Saad Salloum, giornalista e professore associato di Scienze politiche all’università di al-Mustanṣiriyya a Baghdad, una delle più prestigiose della capitale, osserva con attenzione - e preoccupazione - la grave crisi in atto fra il presidente e il primate caldeo. Interpellato da AsiaNews il presidente della Fondazione Masarat, in prima fila nella lotta per il dialogo, la libertà e i diritti, avverte che i primi segnali erano emersi già nel 2017 con la progressiva affermazione di gruppi e milizie in lotta contro lo Stato islamico. “Le divisioni interne esistono da tempo, ma si sono inasprite - sottolinea - con la formazione di fazioni armate in seguito all’ascesa dell’Isis nella piana di Ninive”, area storicamente “a maggioranza cristiana”. 

Card. Sako: libertà e indipendenza

A metà luglio il card. Sako ha trasferito in via temporanea la sede patriarcale dalla capitale irachena a Erbil, nel Kurdistan iracheno, in risposta all’annullamento da parte del presidente della Repubblica del decreto che ne riconosce ruolo e autorità. Una decisione sorprendente quella del capo dello Stato [che in questi giorni ha ricevuto il patriarca siro-cattolico Mar Ignatius Youssef III Younan, "discutendo" della situazione dei cristiani]; Rashid, infatti, ha sconfessato una tradizione secolare colpendo la massima autorità cattolica irachena, che è anche responsabile della gestione del patrimonio e dei beni ecclesiastici. Ed è qui che ruota la questione di fondo: il controllo delle proprietà finite nel mirino del sedicente leader cristiano “Rayan il caldeo” e delle milizie filo-iraniane che lo sostengono (una galassia variegata che comprende sciiti, cristiani, sunniti, etc), minaccia per la pace e la convivenza per tutta la nazione. In risposta agli attacchi, il porporato ha ventilato il boicottaggio delle prossime elezioni.

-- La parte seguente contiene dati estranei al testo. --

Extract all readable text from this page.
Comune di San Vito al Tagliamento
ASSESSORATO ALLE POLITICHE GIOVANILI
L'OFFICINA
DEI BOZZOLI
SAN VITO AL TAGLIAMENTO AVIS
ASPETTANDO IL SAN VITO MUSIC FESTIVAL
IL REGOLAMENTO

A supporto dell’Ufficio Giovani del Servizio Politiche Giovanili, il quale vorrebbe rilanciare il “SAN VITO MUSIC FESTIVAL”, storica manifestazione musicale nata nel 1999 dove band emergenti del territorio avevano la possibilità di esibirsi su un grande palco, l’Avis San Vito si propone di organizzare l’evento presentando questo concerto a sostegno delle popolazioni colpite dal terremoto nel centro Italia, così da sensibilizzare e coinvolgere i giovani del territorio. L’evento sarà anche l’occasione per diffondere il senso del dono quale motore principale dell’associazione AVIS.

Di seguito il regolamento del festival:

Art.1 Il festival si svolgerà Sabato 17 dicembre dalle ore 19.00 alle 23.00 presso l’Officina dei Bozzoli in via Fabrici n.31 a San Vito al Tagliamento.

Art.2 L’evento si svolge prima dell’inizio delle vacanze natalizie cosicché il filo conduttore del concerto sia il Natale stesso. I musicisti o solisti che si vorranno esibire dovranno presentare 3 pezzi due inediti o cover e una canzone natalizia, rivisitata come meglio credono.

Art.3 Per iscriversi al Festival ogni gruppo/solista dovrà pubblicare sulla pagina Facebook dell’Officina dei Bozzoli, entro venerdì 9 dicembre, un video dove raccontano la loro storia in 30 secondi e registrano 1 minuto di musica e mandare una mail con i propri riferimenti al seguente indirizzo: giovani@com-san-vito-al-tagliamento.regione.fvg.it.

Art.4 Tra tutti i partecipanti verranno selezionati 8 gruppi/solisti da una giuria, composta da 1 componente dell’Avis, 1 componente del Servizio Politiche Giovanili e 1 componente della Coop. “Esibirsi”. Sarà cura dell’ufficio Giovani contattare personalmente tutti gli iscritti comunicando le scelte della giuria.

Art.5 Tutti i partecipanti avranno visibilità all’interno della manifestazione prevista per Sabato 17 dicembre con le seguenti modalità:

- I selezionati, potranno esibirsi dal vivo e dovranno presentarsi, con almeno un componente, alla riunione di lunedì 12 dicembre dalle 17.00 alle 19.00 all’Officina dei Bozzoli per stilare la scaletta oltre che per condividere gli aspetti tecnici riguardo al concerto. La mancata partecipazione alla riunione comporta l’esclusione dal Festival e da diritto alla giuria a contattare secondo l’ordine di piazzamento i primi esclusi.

Nel fine settimana scorso il cardinale è tornato a commentare la crisi che sta vivendo la comunità cristiana e l’istituzione stessa che egli rappresenta. In una riflessione pubblicata sul sito del patriarcato, il porporato ha sottolineato che “la Chiesa in Iraq deve preservare la sua libertà e la sua indipendenza”. Essa, prosegue, “deve difendere i cristiani dell’Iraq da quanti vogliono spogliarli dei loro diritti, opportunità, proprietà” e stravolgere persino “la demografia della piana di Ninive” in cui la maggioranza degli abitanti è cristiana. Inoltre, la Chiesa - osserva il primate - deve “difendere con forza la verità verso se stessa, il Paese e i suoi cristiani” che stanno diventando sempre più “anello debole” della catena, accettando “solo la verità” e lasciando da parte “le lusinghe”, perché “ingiustizie e persecutori prima o poi spariranno”. 

Crisi di rappresentatività

Il patriarca caldeo, osserva Saad Salloum, è “il rappresentante dei cristiani” nella cosiddetta “House of Elders”, per questo l’attuale scontro non si limita “al ritiro del decreto” ma è un “messaggio negativo” dello Stato alle minoranze, “in primis ai cristiani”. “Alla base - prosegue - vi è una crisi nella rappresentatività dei cristiani stessi, della loro indipendenza come ha più volte sottolineato il patriarca”. Egli, aggiunge l’esperto, è anche il primo responsabile “della cura di tutte le Chiese presenti nel Paese, che sono 14. Pure i delegati cristiani in Parlamento [cinque secondo il sistema di ripartizione delle quote, ndr] devono guardare alle priorità di tutti, non solo di uno specifico gruppo di riferimento o di appartenenza”.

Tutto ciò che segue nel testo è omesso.